LTSS Center Co-Director Dr. Robyn Stone and Senior Research Associate Natasha Bryant are offering guidance to researchers who will produce a white paper summarizing the 40-year history of efforts to improve home care and address the sector’s unique workforce challenges.

“This is about the history of the major drivers, events, activities, and policy and research efforts that have informed the evolution of personal assistance services across the country,” says Stone, who is also senior vice president of research at LeadingAge. “This project relates to a lot of the work that (the LTSS Center) has been doing on workforce. We are contributing our critical thinking about how to frame these issues in terms of next steps.”

The LTSS Center (formerly the LeadingAge Center for Applied Research) has been researching workforce issues for more than 15 years. From 2002-2006, the center managed the Better Jobs Better Care initiative, a 4-year, $15.5 million research and demonstration program designed to address the recruitment and retention of direct care workers. Most recently, the center worked with Global Evaluation & Applied Research Solutions to study current and future trends in home-based care and its impact on the future workforce. The project resulted in recommendations for demonstration and research projects that could strengthen the home care workforce.

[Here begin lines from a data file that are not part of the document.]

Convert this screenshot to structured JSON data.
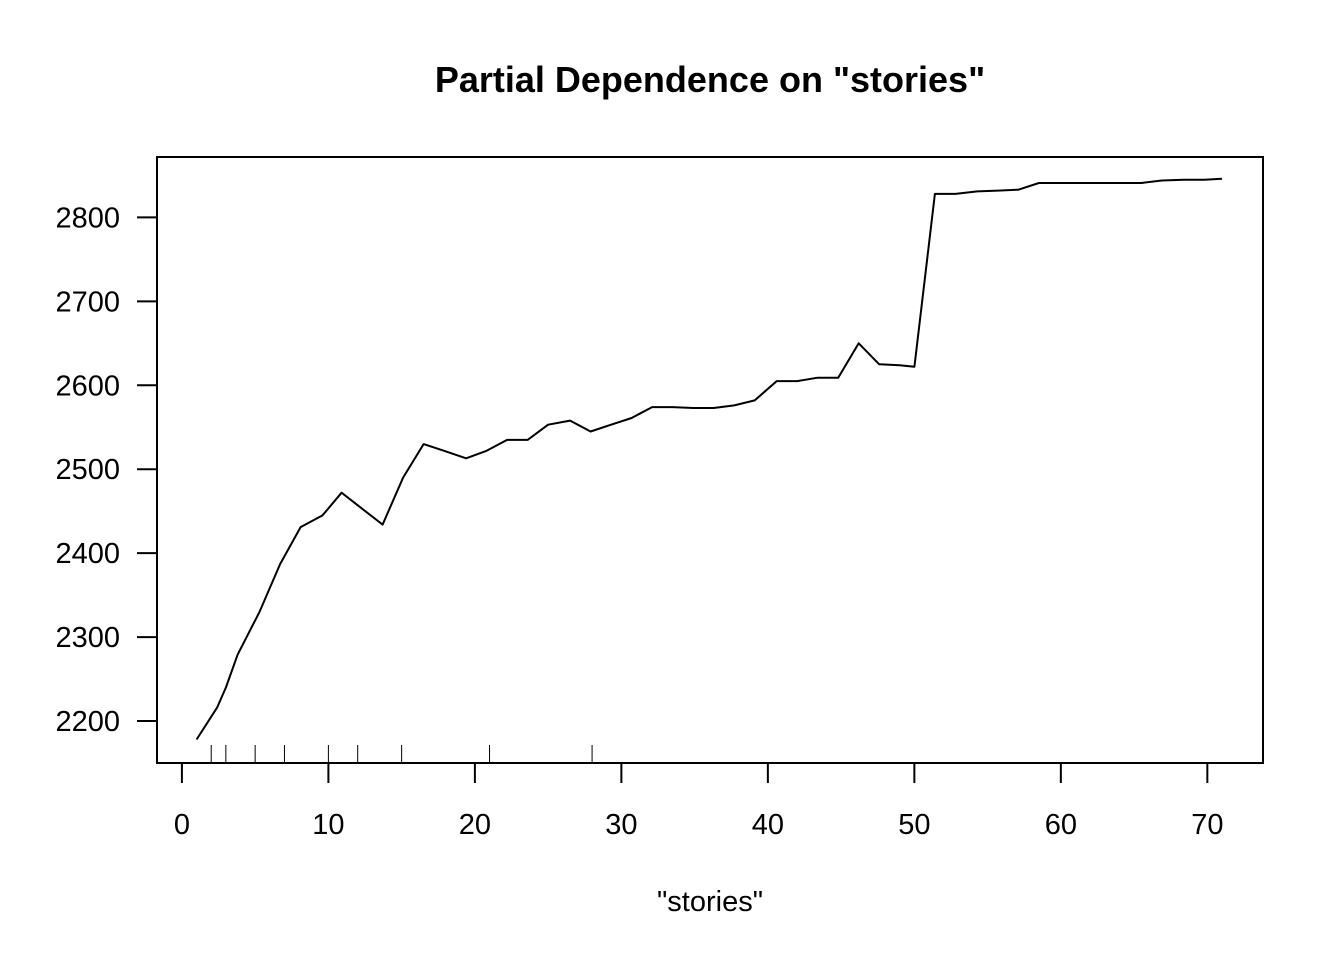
{
  "chart_data": {
    "type": "line",
    "title": "Partial Dependence on \"stories\"",
    "xlabel": "\"stories\"",
    "ylabel": "",
    "xlim": [
      -1.7,
      73.8
    ],
    "ylim": [
      2150,
      2872
    ],
    "xticks": [
      0,
      10,
      20,
      30,
      40,
      50,
      60,
      70
    ],
    "yticks": [
      2200,
      2300,
      2400,
      2500,
      2600,
      2700,
      2800
    ],
    "grid": false,
    "legend": "none",
    "line_color": "#000000",
    "series": [
      {
        "x": [
          1.0,
          2.4,
          3.0,
          3.8,
          5.3,
          6.7,
          8.1,
          9.6,
          10.9,
          12.3,
          13.7,
          15.1,
          16.5,
          17.9,
          19.4,
          20.8,
          22.2,
          23.6,
          25.0,
          26.5,
          27.9,
          29.3,
          30.7,
          32.1,
          33.5,
          34.9,
          36.3,
          37.7,
          39.1,
          40.6,
          42.0,
          43.4,
          44.8,
          46.2,
          47.6,
          49.0,
          50.0,
          51.4,
          52.8,
          54.3,
          55.7,
          57.1,
          58.5,
          59.9,
          61.3,
          62.7,
          64.1,
          65.5,
          66.9,
          68.4,
          69.8,
          71.0
        ],
        "y": [
          2178,
          2216,
          2240,
          2279,
          2330,
          2387,
          2431,
          2445,
          2472,
          2453,
          2434,
          2490,
          2530,
          2522,
          2513,
          2522,
          2535,
          2535,
          2553,
          2558,
          2545,
          2553,
          2561,
          2574,
          2574,
          2573,
          2573,
          2576,
          2582,
          2605,
          2605,
          2609,
          2609,
          2650,
          2625,
          2624,
          2622,
          2828,
          2828,
          2831,
          2832,
          2833,
          2841,
          2841,
          2841,
          2841,
          2841,
          2841,
          2844,
          2845,
          2845,
          2846
        ]
      }
    ],
    "rug": [
      2,
      3,
      5,
      7,
      10,
      12,
      15,
      21,
      28
    ]
  }
}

“I like the history part of it,” says Stone about the policy synthesis. “We’ve seen many workforce developments over the past 30 years that often are not brought to bear on our future planning. This is an effort to document the key activities that have helped the home and community-based personal care sector move forward, and to identify what has worked and what hasn’t worked. That will help us frame the future so we just don’t keep reinventing the same things over and over again.”

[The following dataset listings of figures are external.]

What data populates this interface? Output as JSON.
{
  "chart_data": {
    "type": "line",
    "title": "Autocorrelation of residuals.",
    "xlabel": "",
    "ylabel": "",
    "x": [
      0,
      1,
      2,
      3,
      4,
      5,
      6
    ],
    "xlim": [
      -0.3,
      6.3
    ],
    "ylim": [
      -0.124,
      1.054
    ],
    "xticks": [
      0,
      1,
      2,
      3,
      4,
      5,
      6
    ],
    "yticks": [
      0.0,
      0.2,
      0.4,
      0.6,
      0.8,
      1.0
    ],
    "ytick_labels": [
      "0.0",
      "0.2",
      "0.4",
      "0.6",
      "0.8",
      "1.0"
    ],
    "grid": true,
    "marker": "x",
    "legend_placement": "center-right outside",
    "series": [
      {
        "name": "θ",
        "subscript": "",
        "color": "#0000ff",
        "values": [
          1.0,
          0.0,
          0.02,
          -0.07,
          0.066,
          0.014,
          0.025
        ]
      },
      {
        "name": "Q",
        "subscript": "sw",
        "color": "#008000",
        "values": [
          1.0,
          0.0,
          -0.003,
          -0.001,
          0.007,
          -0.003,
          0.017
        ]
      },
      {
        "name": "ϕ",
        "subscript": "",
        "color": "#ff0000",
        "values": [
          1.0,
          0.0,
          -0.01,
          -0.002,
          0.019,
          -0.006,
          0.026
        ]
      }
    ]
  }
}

The final synthesis “will offer context and lessons learned, which could really be helpful to LeadingAge members who are either currently home and community-based service providers, or are thinking of adding these services to their continuum,” says Stone.

 

Home Care Policy and Practices

Researchers from PHI will write a second white paper on the current state of home-based health and personal care in the U.S. The paper will:

  • Assess current approaches to PCA recruitment, training, certification, and monitoring;
  • Examine new and evolving efforts to involve PCAs in home-based health care teams,
  • Identify opportunities for innovation and improvement in home care practice; and
  • Make recommendations for addressing the impending crisis in home-based health and personal care services, with an emphasis on standardizing PCA policy across states in ways that enable PCAs to work within their full scope of practice to improve care outcomes.

 

Perspectives of Consumers and Workers

Researchers will conduct in-depth interviews with 10 direct-care consumers and 10 workers to tell stories that “bring to life” the interpersonal and cultural complexities of receiving and providing assistance with ADLs. Dr. Kathrin Boerner, an associate professor at UMass Boston and an LTSS Center fellow, will serve as a consultant on this project.

Researchers will use their interviews to assess how home-based services affect daily functioning and quality of life, and how formal personal assistance service providers interface with informal caregivers. They will also examine aspects of the job that affect retention, safety, daily work life, career satisfaction, and future employment preferences of direct-care workers.

 

Convening the Experts

Before the end of the study, 10 experts will gather with the project team to discuss the project findings, including strategies for mitigating the impending crisis in home care. Stone, Bryant, and Majd Alwan, senior vice president of technology at LeadingAge, will participate in the convening.

The experts and project team members will:

  • Discuss the major implications of the study findings;
  • Specify key steps that should be taken at local, regional, and national levels to avert a home-care crisis caused by unmet need, excessive costs, and an inadequate and poorly compensated workforce; and
  • Make recommendations for how study findings could inform policy making and other activities.